Gastspiel

Bitte stören!

23. Juli 2015
von Börsenblatt
Wirklich Neues kommt nicht durch Einzelleistungen in die Welt, sondern durch das Zusammenspiel vieler Menschen und ihrer Ideen. Von Dorothee Werner.

Die Branche befindet sich in einem umwälzenden Wandel und beginnt, die neue Lage für sich anzunehmen. Lange war der Diskurs darüber, was von Verlagen und Buchhandlungen bleiben wird, wenn die Digitalisierung erst alle Bereiche erfasst hat, eher von unsicherem Tasten bestimmt. Aber schon auf der letzten Herbstmesse war die Stimmung optimistischer als in den Jahren zuvor. Seither gibt es handfeste Diskussionen in den Medien und vor allem im Netz mit konkreten Vorschlägen, was wie zu gestalten sei. Diese neue Stimmung des Aufbruchs zeigt: Das richtige Klima für entscheidende Innovationen in der Buchbranche ist da.

Aber was verstehen wir unter Innovation? Geht es bloß darum, im Sinne evolutionärer Entwicklung Produkte zu optimieren? Etwa, wenn Bücher mit Audiokommentaren oder Videos ergänzt und zu Printversionen Apps entwickelt werden? Oder aber geht es darum, ganz Neues in die Welt zu bringen – geht es um eine Revolution? Einen Paradigmenwechsel, in dessen Folge neue Strukturen und Ordnungen gelten und alte Ordnungssysteme sich nicht mehr anwenden lassen?

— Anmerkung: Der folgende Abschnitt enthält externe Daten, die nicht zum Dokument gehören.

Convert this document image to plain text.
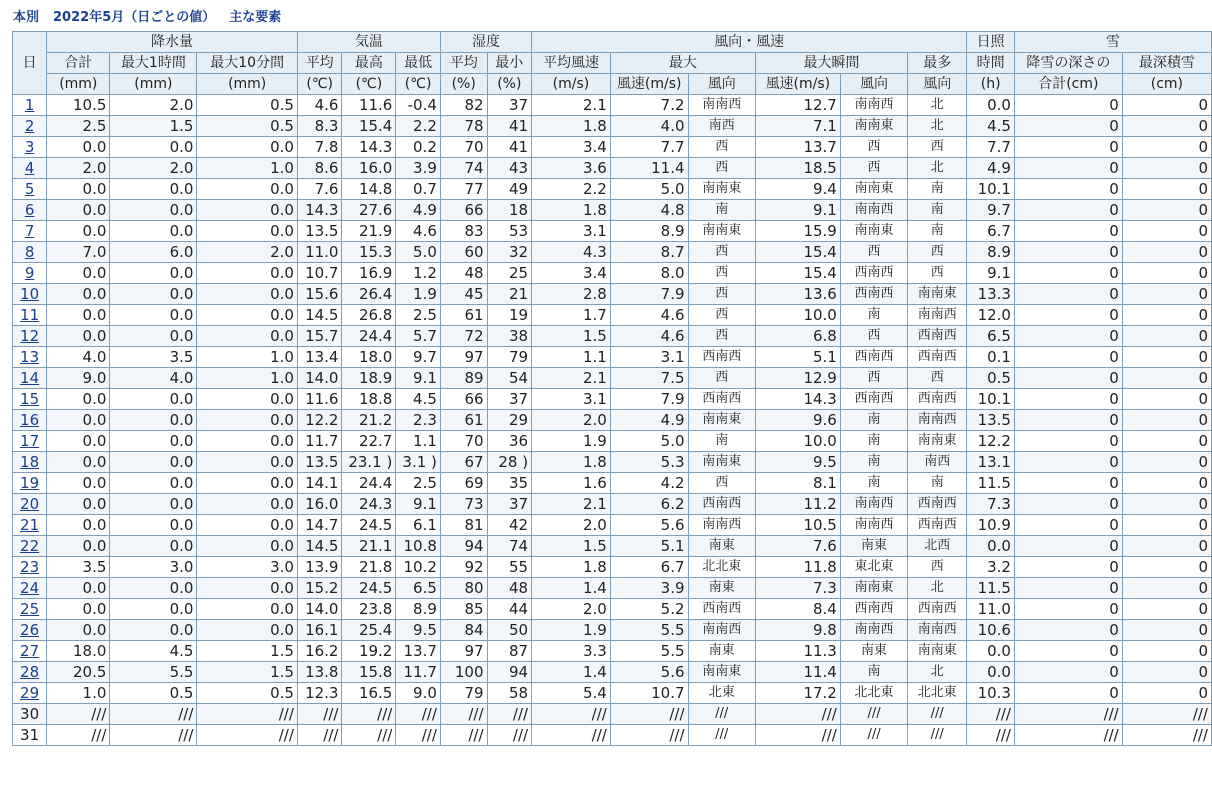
本別 2022年5月（日ごとの値） 主な要素
日	降水量			気温			湿度		風向・風速						日照	雪	
	合計	最大1時間	最大10分間	平均	最高	最低	平均	最小	平均風速	最大		最大瞬間		最多	時間	降雪の深さの	最深積雪
	(mm)	(mm)	(mm)	(℃)	(℃)	(℃)	(%)	(%)	(m/s)	風速(m/s)	風向	風速(m/s)	風向	風向	(h)	合計(cm)	(cm)
1	10.5	2.0	0.5	4.6	11.6	-0.4	82	37	2.1	7.2	南南西	12.7	南南西	北	0.0	0	0
2	2.5	1.5	0.5	8.3	15.4	2.2	78	41	1.8	4.0	南西	7.1	南南東	北	4.5	0	0
3	0.0	0.0	0.0	7.8	14.3	0.2	70	41	3.4	7.7	西	13.7	西	西	7.7	0	0
4	2.0	2.0	1.0	8.6	16.0	3.9	74	43	3.6	11.4	西	18.5	西	北	4.9	0	0
5	0.0	0.0	0.0	7.6	14.8	0.7	77	49	2.2	5.0	南南東	9.4	南南東	南	10.1	0	0
6	0.0	0.0	0.0	14.3	27.6	4.9	66	18	1.8	4.8	南	9.1	南南西	南	9.7	0	0
7	0.0	0.0	0.0	13.5	21.9	4.6	83	53	3.1	8.9	南南東	15.9	南南東	南	6.7	0	0
8	7.0	6.0	2.0	11.0	15.3	5.0	60	32	4.3	8.7	西	15.4	西	西	8.9	0	0
9	0.0	0.0	0.0	10.7	16.9	1.2	48	25	3.4	8.0	西	15.4	西南西	西	9.1	0	0
10	0.0	0.0	0.0	15.6	26.4	1.9	45	21	2.8	7.9	西	13.6	西南西	南南東	13.3	0	0
11	0.0	0.0	0.0	14.5	26.8	2.5	61	19	1.7	4.6	西	10.0	南	南南西	12.0	0	0
12	0.0	0.0	0.0	15.7	24.4	5.7	72	38	1.5	4.6	西	6.8	西	西南西	6.5	0	0
13	4.0	3.5	1.0	13.4	18.0	9.7	97	79	1.1	3.1	西南西	5.1	西南西	西南西	0.1	0	0
14	9.0	4.0	1.0	14.0	18.9	9.1	89	54	2.1	7.5	西	12.9	西	西	0.5	0	0
15	0.0	0.0	0.0	11.6	18.8	4.5	66	37	3.1	7.9	西南西	14.3	西南西	西南西	10.1	0	0
16	0.0	0.0	0.0	12.2	21.2	2.3	61	29	2.0	4.9	南南東	9.6	南	南南西	13.5	0	0
17	0.0	0.0	0.0	11.7	22.7	1.1	70	36	1.9	5.0	南	10.0	南	南南東	12.2	0	0
18	0.0	0.0	0.0	13.5	23.1 )	3.1 )	67	28 )	1.8	5.3	南南東	9.5	南	南西	13.1	0	0
19	0.0	0.0	0.0	14.1	24.4	2.5	69	35	1.6	4.2	西	8.1	南	南	11.5	0	0
20	0.0	0.0	0.0	16.0	24.3	9.1	73	37	2.1	6.2	西南西	11.2	南南西	西南西	7.3	0	0
21	0.0	0.0	0.0	14.7	24.5	6.1	81	42	2.0	5.6	南南西	10.5	南南西	西南西	10.9	0	0
22	0.0	0.0	0.0	14.5	21.1	10.8	94	74	1.5	5.1	南東	7.6	南東	北西	0.0	0	0
23	3.5	3.0	3.0	13.9	21.8	10.2	92	55	1.8	6.7	北北東	11.8	東北東	西	3.2	0	0
24	0.0	0.0	0.0	15.2	24.5	6.5	80	48	1.4	3.9	南東	7.3	南南東	北	11.5	0	0
25	0.0	0.0	0.0	14.0	23.8	8.9	85	44	2.0	5.2	西南西	8.4	西南西	西南西	11.0	0	0
26	0.0	0.0	0.0	16.1	25.4	9.5	84	50	1.9	5.5	南南西	9.8	南南西	南南西	10.6	0	0
27	18.0	4.5	1.5	16.2	19.2	13.7	97	87	3.3	5.5	南東	11.3	南東	南南東	0.0	0	0
28	20.5	5.5	1.5	13.8	15.8	11.7	100	94	1.4	5.6	南南東	11.4	南	北	0.0	0	0
29	1.0	0.5	0.5	12.3	16.5	9.0	79	58	5.4	10.7	北東	17.2	北北東	北北東	10.3	0	0
30	///	///	///	///	///	///	///	///	///	///	///	///	///	///	///	///	///
31	///	///	///	///	///	///	///	///	///	///	///	///	///	///	///	///	///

Wenn ganze Branchen sich restrukturieren und neu gestalten, dann spricht man auch von disruptiven Innovationsprozessen. So war der Discman irgendwann an sein Ende gekommen, als er im Grunde nicht mehr zu verbessern war. Er, das MP3-Format und der MP3-Player brachten eine neue Ära des Musikhörens. Auch in der Buchbranche erleben wir das aktuell, wenn sich die Wertschöpfungskette stark verändert. Diese letzte Stufe von Innovation zu akzeptieren und fruchtbar zu machen, fällt schwer: Was man liebt, das will man nicht von Grund auf verändern. Und wir lieben Bücher – die es ohne Zweifel weiter geben wird.
Erneuerung geschieht. Sie zu- zulassen, sichert das Weiterleben. Dafür benötigen wir Innovationsmut. Der Leser und Nutzer entscheidet, welche Idee zu einer Innovation werden kann, zu einer Idee, die sich am Markt durchsetzt, welche Idee Relevanz hat.

Diese Art von Veränderungen gibt es im Grunde von dem Tag an, an dem Menschen angefangen haben, Ideen auszutauschen, um ihre Arbeitswerkzeuge zu verfeinern und ihre Lebenswirklichkeit zu erweitern. Dabei erwachsen Innovationen nie aus einer Wurzel allein, sondern wachsen in Form eines vielwurzligen Systems, das offen sein muss für fremde Einflüsse und sogar für Störungen. Verlagsberaterin Karen Heidl spricht von »digitaler Intelligenz«, die die Branche benötigt. Damit meint sie auch ein Einfühlen in die neue Welt, vielleicht auch eine neugierige Störungstoleranz.

Steven Johnson nennt in seinem Buch über die Frage, wo die guten Ideen herkommen, die zentralen Parameter für Innovation: Zeit, um Ideen reifen zu lassen; ein Klima, in dem Menschen mit Ideen verschiedener Art zusammenfinden können; und multiple Vernetzung. Hier lohnt es sich darüber nachzudenken, auch die Kunden aktiv an Innovations­prozessen teilhaben zu lassen. Innovation kann nie einer alleine machen. Nur durch das Zusammenspiel einzelner Akteure und ihrer Ideen kann etwas Neues wirklich wachsen.

Was kann eine Organisation wie der Börsenverein dazu beitragen? Sie kann ein innovationsfreudiges Klima unterstützen – Menschen zusammenbringen, Vernetzung animieren, Plattformen bieten, Wettbewerbe ausschreiben. Der Verband ist nicht Akteur, er kann vielleicht Provokateur sein. Und er muss sich selbst öffnen für die neuen Einflüsse. Mit Formaten wie der Zukunftskonferenz, Barcamps oder jetzt Prototype haben wir damit begonnen. Das Mitglied entscheidet letztlich, was es für seinen Erfolg benötigt.